In a recent tweet, Kamath stated that the lack of a simpler way to short stocks in India is causing market distortions. He emphasized that borrowing stock to short is a difficult and offline process, and the only other option is to use futures and options, which are limited to only 224 stocks. This means that investors are unable to short a vast majority of problematic stocks, leading to distorted market prices.
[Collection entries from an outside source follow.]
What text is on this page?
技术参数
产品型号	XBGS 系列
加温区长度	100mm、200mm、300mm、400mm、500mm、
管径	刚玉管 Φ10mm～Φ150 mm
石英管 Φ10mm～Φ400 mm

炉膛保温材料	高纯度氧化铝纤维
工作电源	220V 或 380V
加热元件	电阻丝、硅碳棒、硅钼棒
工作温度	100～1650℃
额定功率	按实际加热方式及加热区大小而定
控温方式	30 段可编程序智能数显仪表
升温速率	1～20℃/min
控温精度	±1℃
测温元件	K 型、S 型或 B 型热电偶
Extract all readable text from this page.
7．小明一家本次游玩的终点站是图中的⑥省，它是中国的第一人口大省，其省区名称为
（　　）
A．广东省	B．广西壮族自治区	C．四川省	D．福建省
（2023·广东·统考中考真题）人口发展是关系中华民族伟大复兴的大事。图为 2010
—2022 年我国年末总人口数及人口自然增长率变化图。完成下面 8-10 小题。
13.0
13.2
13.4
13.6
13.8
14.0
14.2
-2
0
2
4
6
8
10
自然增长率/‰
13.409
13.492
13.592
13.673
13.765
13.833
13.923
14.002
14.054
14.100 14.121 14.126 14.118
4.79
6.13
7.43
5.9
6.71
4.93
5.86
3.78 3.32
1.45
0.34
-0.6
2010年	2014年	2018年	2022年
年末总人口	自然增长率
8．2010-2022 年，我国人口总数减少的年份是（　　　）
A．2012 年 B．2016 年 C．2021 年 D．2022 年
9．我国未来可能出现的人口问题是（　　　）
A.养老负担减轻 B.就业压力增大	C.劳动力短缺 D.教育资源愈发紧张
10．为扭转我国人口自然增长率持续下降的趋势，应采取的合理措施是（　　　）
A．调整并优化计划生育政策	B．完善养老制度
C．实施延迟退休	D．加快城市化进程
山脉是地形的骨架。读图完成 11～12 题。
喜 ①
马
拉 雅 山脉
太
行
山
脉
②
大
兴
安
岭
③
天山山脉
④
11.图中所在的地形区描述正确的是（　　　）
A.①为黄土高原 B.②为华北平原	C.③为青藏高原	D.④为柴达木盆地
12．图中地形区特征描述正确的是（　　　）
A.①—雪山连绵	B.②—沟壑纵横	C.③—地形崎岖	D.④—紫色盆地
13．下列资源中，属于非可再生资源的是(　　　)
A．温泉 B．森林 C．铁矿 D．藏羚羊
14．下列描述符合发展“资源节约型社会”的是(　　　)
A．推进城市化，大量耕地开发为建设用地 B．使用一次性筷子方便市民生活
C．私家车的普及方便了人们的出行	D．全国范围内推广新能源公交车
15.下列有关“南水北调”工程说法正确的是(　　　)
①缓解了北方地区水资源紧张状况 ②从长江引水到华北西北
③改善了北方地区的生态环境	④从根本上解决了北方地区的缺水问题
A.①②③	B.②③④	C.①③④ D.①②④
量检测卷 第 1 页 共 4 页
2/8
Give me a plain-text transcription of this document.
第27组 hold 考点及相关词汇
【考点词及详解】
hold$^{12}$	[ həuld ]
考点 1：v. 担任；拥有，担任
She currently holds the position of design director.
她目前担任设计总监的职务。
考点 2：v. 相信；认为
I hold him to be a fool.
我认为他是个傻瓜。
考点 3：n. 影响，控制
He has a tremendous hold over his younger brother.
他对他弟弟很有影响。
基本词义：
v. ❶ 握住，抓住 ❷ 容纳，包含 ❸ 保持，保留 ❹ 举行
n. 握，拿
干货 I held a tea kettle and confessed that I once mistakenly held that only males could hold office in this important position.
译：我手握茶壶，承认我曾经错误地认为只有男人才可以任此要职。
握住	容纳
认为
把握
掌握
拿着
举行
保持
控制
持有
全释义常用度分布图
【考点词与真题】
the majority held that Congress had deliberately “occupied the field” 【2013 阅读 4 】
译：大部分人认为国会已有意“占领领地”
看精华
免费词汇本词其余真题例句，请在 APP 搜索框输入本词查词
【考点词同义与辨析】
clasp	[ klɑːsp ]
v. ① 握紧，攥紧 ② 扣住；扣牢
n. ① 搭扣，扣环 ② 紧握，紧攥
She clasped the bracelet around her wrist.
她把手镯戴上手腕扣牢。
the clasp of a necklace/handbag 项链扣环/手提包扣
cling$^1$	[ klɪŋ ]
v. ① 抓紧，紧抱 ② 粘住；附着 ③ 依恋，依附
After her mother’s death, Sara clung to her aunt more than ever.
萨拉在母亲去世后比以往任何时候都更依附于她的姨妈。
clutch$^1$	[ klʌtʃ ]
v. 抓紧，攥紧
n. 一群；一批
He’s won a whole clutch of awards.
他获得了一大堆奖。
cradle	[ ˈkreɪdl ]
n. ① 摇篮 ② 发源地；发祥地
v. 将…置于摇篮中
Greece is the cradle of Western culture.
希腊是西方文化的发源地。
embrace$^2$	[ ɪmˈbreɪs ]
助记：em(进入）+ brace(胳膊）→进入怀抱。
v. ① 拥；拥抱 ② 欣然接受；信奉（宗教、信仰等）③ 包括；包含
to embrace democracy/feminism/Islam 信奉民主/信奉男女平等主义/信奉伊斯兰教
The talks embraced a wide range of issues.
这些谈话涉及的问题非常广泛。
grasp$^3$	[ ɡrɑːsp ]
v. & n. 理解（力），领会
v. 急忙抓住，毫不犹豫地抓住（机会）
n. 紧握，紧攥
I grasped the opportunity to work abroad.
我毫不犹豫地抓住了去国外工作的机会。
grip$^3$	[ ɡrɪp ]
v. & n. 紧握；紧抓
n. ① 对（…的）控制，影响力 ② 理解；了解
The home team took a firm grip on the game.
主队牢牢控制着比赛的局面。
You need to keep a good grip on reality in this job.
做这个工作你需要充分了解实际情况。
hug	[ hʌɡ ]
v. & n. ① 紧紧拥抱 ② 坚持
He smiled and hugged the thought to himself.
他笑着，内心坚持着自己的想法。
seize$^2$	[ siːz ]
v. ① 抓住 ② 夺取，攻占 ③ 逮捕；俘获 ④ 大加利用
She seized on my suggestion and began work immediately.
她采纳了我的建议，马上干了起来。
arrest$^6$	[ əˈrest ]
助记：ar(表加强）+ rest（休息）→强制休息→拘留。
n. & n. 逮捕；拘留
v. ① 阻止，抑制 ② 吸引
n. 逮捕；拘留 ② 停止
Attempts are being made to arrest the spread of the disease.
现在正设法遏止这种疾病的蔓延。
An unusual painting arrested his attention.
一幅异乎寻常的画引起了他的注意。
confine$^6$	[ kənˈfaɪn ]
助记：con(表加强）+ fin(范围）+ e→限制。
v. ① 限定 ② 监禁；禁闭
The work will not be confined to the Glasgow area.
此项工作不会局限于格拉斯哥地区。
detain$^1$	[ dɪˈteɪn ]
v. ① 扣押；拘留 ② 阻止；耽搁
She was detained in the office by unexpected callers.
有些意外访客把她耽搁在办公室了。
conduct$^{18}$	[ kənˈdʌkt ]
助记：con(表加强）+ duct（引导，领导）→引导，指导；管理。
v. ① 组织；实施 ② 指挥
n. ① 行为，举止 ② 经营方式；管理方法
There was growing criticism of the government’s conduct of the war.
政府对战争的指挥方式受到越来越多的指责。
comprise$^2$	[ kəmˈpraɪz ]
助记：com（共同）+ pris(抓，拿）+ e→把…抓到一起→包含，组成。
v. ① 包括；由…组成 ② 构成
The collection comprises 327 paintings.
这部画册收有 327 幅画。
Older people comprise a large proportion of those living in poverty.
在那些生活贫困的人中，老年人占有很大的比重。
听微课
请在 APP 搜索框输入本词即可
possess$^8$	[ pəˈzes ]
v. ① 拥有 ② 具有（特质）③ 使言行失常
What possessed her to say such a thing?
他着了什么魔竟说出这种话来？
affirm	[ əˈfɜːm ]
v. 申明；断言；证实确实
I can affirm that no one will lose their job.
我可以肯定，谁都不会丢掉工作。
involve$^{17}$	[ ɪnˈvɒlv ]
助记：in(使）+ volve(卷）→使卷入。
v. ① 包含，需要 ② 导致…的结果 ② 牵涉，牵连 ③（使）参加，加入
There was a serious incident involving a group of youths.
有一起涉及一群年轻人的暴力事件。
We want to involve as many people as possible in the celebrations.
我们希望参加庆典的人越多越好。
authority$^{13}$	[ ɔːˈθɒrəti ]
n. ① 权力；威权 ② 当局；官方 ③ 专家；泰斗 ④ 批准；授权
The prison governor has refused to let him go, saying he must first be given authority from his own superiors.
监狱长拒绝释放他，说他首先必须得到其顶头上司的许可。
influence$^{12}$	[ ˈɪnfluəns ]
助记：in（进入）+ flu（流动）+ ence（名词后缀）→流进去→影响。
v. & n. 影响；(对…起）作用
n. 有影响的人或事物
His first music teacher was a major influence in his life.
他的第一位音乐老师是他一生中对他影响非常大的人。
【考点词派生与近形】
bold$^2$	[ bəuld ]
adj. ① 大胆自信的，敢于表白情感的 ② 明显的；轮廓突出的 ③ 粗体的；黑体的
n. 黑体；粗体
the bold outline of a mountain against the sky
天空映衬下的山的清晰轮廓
Shorting is a trading strategy where an investor sells a stock they do not own, with the expectation of buying it back later at a lower price to make a profit. This strategy is used to profit from declining markets or to hedge against potential losses. In a normal market, shorting would help to correct market prices by providing a balance to the buying pressure. However, in India, the lack of shorting is causing prices to stay distorted.
Kamath’s concern is not unfounded. The Indian market has seen several instances of price distortions in recent times. For example, in 2020, the stock price of a particular company skyrocketed to Rs. 700, despite having no significant earnings or revenue growth. This was largely due to speculation and short covering, where investors who had shorted the stock bought it back to cover their losses, driving up the price. Similarly, in 2019, the stock price of another company fell sharply despite having a strong earnings report, due to a lack of shorting.
The lack of shorting in Indian markets is attributed to several factors. One of the main reasons is the difficulty in borrowing stock to short. In India, the process of borrowing stock is complex and time-consuming, involving multiple intermediaries and paperwork. This makes it difficult for investors to short stocks, leading to a lack of liquidity and distorted prices.
Another reason is the limited number of stocks that are available for shorting through futures and options. As Kamath pointed out, only 224 stocks are available for shorting through futures and options, which is a small fraction of the total number of listed stocks. This means that investors are unable to short a vast majority of problematic stocks, leading to distorted prices.
The lack of shorting in Indian markets also has implications for the broader economy. When stock prices become distorted, it can lead to misallocation of resources and inefficient allocation of capital. This can have far-reaching consequences for the economy, including reduced economic growth and increased volatility.
So, what can be done to address the lack of shorting in Indian markets? One solution is to simplify the process of borrowing stock to short. This could involve streamlining the paperwork and reducing the number of intermediaries involved. Another solution is to increase the number of stocks available for shorting through futures and options. This could involve expanding the list of eligible stocks or introducing new products that allow investors to short more stocks.
In conclusion, the lack of shorting in Indian markets is a significant concern that needs to be addressed. As Kamath pointed out, the lack of a simpler way to short stocks is causing market distortions and misallocation of resources. Simplifying the process of borrowing stock to short and increasing the number of stocks available for shorting through futures and options are two potential solutions to address this issue.